We need that attentiveness to nature to understand our humanity, and of how we fit, as just one species, into a vast reach of time and space. Cocker keeps a flint pebble in his pocket (all these writers mention the pebbles lined up on their desks), which is 70 million to 90 million years old. He points out that rooks followed the spread of farming from the Middle East to Europe and the clearing of woodland, so that every rook call carries the echo of a Neolithic axe.
The floods in Yorkshire last month were a sharp reminder of what happens when we don't understand the land on which we live. The sight of thousands of flooded homes made us realise what many previous generations would never have forgotten about the way in which water has to move through land.
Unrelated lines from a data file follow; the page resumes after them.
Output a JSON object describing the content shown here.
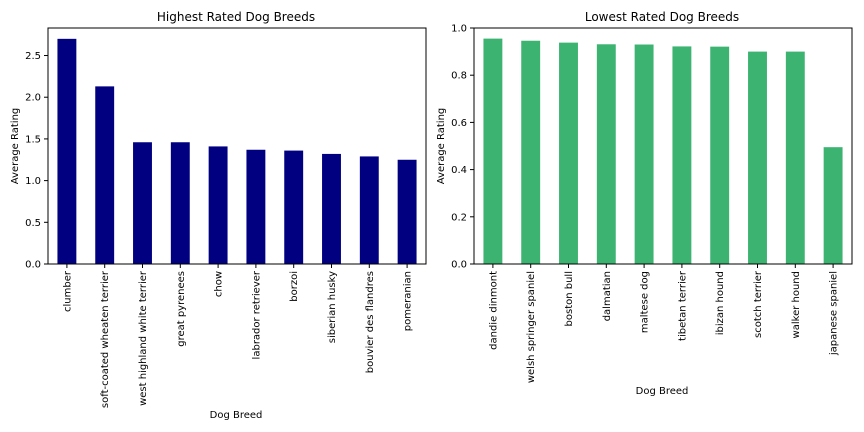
{
  "chart_data": [
    {
      "type": "bar",
      "title": "Highest Rated Dog Breeds",
      "xlabel": "Dog Breed",
      "ylabel": "Average Rating",
      "categories": [
        "clumber",
        "soft-coated wheaten terrier",
        "west highland white terrier",
        "great pyrenees",
        "chow",
        "labrador retriever",
        "borzoi",
        "siberian husky",
        "bouvier des flandres",
        "pomeranian"
      ],
      "values": [
        2.7,
        2.13,
        1.46,
        1.46,
        1.41,
        1.37,
        1.36,
        1.32,
        1.29,
        1.25
      ],
      "ylim": [
        0,
        2.83
      ],
      "yticks": [
        "0.0",
        "0.5",
        "1.0",
        "1.5",
        "2.0",
        "2.5"
      ],
      "color": "#000080",
      "grid": false
    },
    {
      "type": "bar",
      "title": "Lowest Rated Dog Breeds",
      "xlabel": "Dog Breed",
      "ylabel": "Average Rating",
      "categories": [
        "dandie dinmont",
        "welsh springer spaniel",
        "boston bull",
        "dalmatian",
        "maltese dog",
        "tibetan terrier",
        "ibizan hound",
        "scotch terrier",
        "walker hound",
        "japanese spaniel"
      ],
      "values": [
        0.955,
        0.946,
        0.938,
        0.931,
        0.93,
        0.922,
        0.921,
        0.9,
        0.9,
        0.495
      ],
      "ylim": [
        0,
        1.0
      ],
      "yticks": [
        "0.0",
        "0.2",
        "0.4",
        "0.6",
        "0.8",
        "1.0"
      ],
      "color": "#3CB371",
      "grid": false
    }
  ]
}
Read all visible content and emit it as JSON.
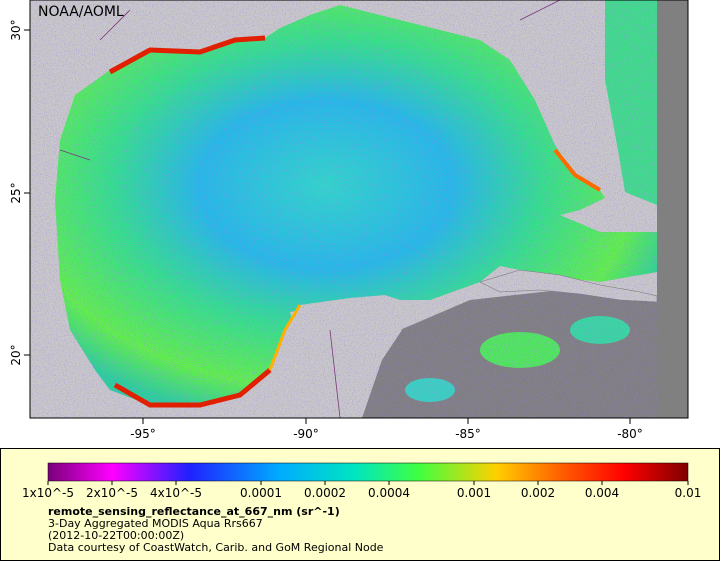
{
  "map": {
    "credit": "NOAA/AOML",
    "lon_ticks": [
      "-95°",
      "-90°",
      "-85°",
      "-80°"
    ],
    "lat_ticks": [
      "30°",
      "25°",
      "20°"
    ],
    "colorbar_ticks": [
      "1x10^-5",
      "2x10^-5",
      "4x10^-5",
      "0.0001",
      "0.0002",
      "0.0004",
      "0.001",
      "0.002",
      "0.004",
      "0.01"
    ],
    "variable": "remote_sensing_reflectance_at_667_nm (sr^-1)",
    "description": "3-Day Aggregated MODIS Aqua Rrs667",
    "time": "(2012-10-22T00:00:00Z)",
    "courtesy": "Data courtesy of CoastWatch, Carib. and GoM Regional Node"
  }
}
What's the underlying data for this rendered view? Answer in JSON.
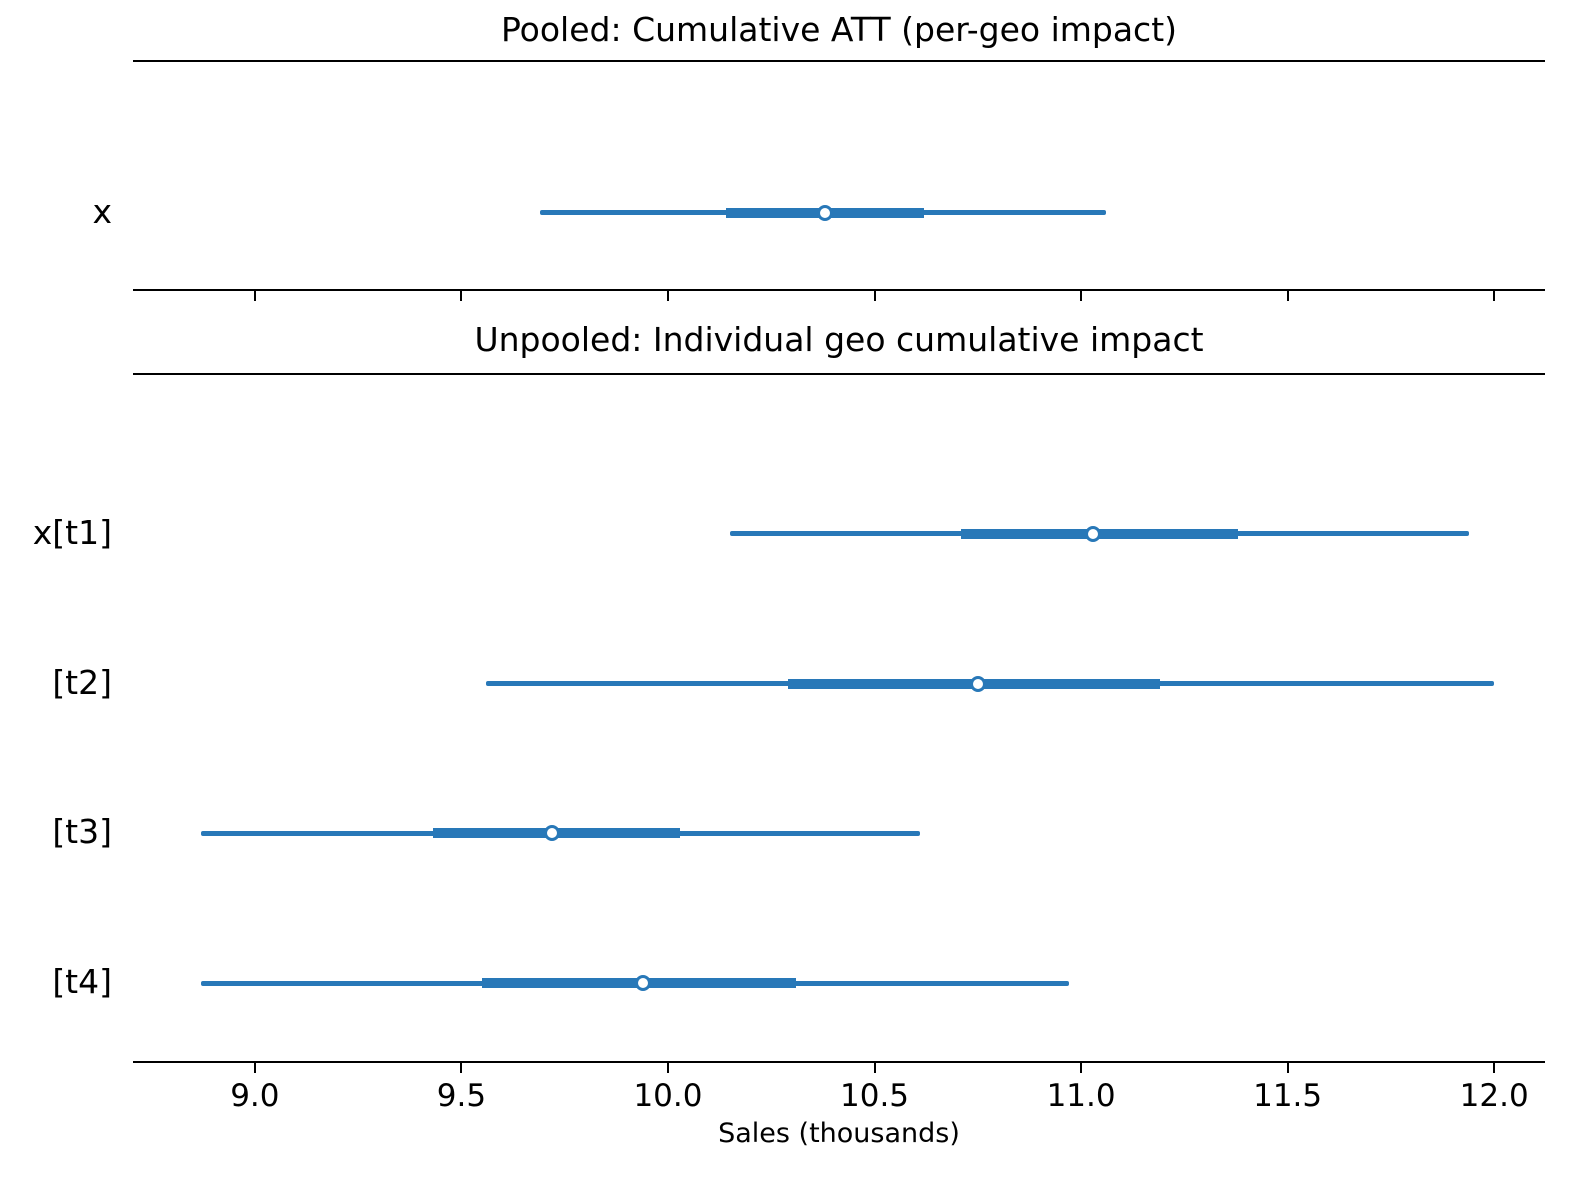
{
  "chart_data": {
    "type": "forest",
    "description": "Two-panel forest plot of posterior cumulative impact estimates; open circle = point estimate, thick band = inner interval, thin line = outer interval",
    "xlabel": "Sales (thousands)",
    "x_tick_labels": [
      "9.0",
      "9.5",
      "10.0",
      "10.5",
      "11.0",
      "11.5",
      "12.0"
    ],
    "x_tick_values": [
      9.0,
      9.5,
      10.0,
      10.5,
      11.0,
      11.5,
      12.0
    ],
    "xlim": [
      8.705,
      12.123
    ],
    "grid": "off",
    "accent_color": "#2878b8",
    "spine_color": "#000000",
    "panels": [
      {
        "title": "Pooled: Cumulative ATT (per-geo impact)",
        "rows": [
          {
            "label": "x",
            "point": 10.38,
            "inner_interval": [
              10.14,
              10.62
            ],
            "outer_interval": [
              9.69,
              11.06
            ]
          }
        ]
      },
      {
        "title": "Unpooled: Individual geo cumulative impact",
        "rows": [
          {
            "label": "x[t1]",
            "point": 11.03,
            "inner_interval": [
              10.71,
              11.38
            ],
            "outer_interval": [
              10.15,
              11.94
            ]
          },
          {
            "label": "[t2]",
            "point": 10.75,
            "inner_interval": [
              10.29,
              11.19
            ],
            "outer_interval": [
              9.56,
              12.0
            ]
          },
          {
            "label": "[t3]",
            "point": 9.72,
            "inner_interval": [
              9.43,
              10.03
            ],
            "outer_interval": [
              8.87,
              10.61
            ]
          },
          {
            "label": "[t4]",
            "point": 9.94,
            "inner_interval": [
              9.55,
              10.31
            ],
            "outer_interval": [
              8.87,
              10.97
            ]
          }
        ]
      }
    ]
  }
}
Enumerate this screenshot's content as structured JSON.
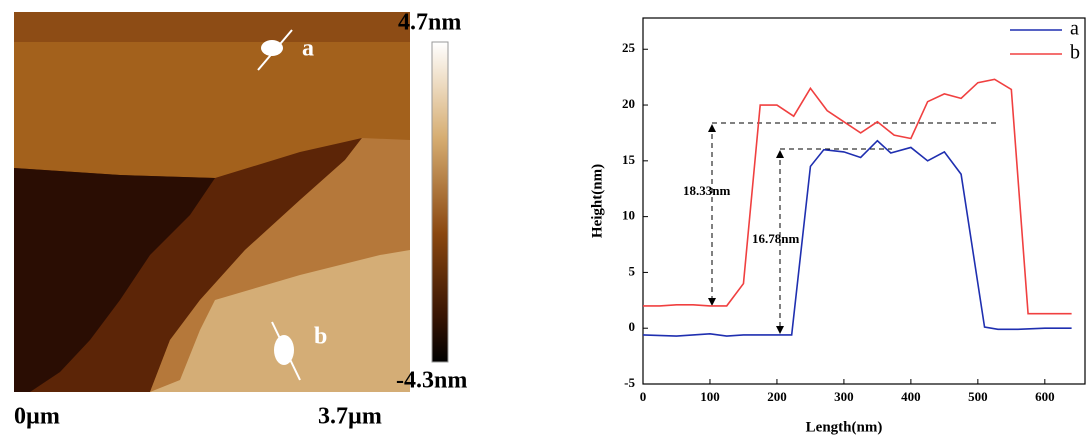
{
  "image": {
    "labels": [
      "a",
      "b"
    ],
    "colorbar": {
      "max": "4.7nm",
      "min": "-4.3nm"
    },
    "scale": {
      "start": "0µm",
      "end": "3.7µm"
    }
  },
  "chart_data": {
    "type": "line",
    "xlabel": "Length(nm)",
    "ylabel": "Height(nm)",
    "xlim": [
      0,
      660
    ],
    "ylim": [
      -5,
      27.8
    ],
    "xticks": [
      0,
      100,
      200,
      300,
      400,
      500,
      600
    ],
    "yticks": [
      -5,
      0,
      5,
      10,
      15,
      20,
      25
    ],
    "annotations": [
      "18.33nm",
      "16.78nm"
    ],
    "series": [
      {
        "name": "a",
        "color": "#1f2fb0",
        "x": [
          0,
          50,
          100,
          125,
          150,
          175,
          200,
          222,
          250,
          270,
          300,
          325,
          350,
          370,
          400,
          425,
          450,
          475,
          510,
          530,
          560,
          600,
          640
        ],
        "values": [
          -0.6,
          -0.7,
          -0.5,
          -0.7,
          -0.6,
          -0.6,
          -0.6,
          -0.6,
          14.5,
          16,
          15.8,
          15.3,
          16.8,
          15.7,
          16.2,
          15,
          15.8,
          13.8,
          0.1,
          -0.1,
          -0.1,
          0,
          0
        ]
      },
      {
        "name": "b",
        "color": "#f04040",
        "x": [
          0,
          25,
          50,
          75,
          100,
          125,
          150,
          175,
          200,
          225,
          250,
          275,
          300,
          325,
          350,
          375,
          400,
          425,
          450,
          475,
          500,
          525,
          550,
          575,
          600,
          640
        ],
        "values": [
          2,
          2,
          2.1,
          2.1,
          2,
          2,
          4,
          20,
          20,
          19,
          21.5,
          19.5,
          18.5,
          17.5,
          18.5,
          17.3,
          17,
          20.3,
          21,
          20.6,
          22,
          22.3,
          21.4,
          1.3,
          1.3,
          1.3
        ]
      }
    ]
  }
}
Renewing our relationship with the natural world, on which our wellbeing depends, is at the heart of this genre of writing - but it presses its case not with statistics and fear of apocalyptic scenarios of global warming, but with seduction, urging on readers an aesthetic case for the spectacular beauty that lies beyond their windscreen if they can be bothered to stop the car and get out.
It's the British equivalent in the 21st century to John Muir, the legendary writer who founded the US Sierra Club and Yosemite National Park, and who in 1901 wrote that "thousands of tired, nerve-shaken, over-civilised people are beginning to find out that going to the mountains is going home". We may have hills rather than mountains, but that's what summer holidays should be about - going home.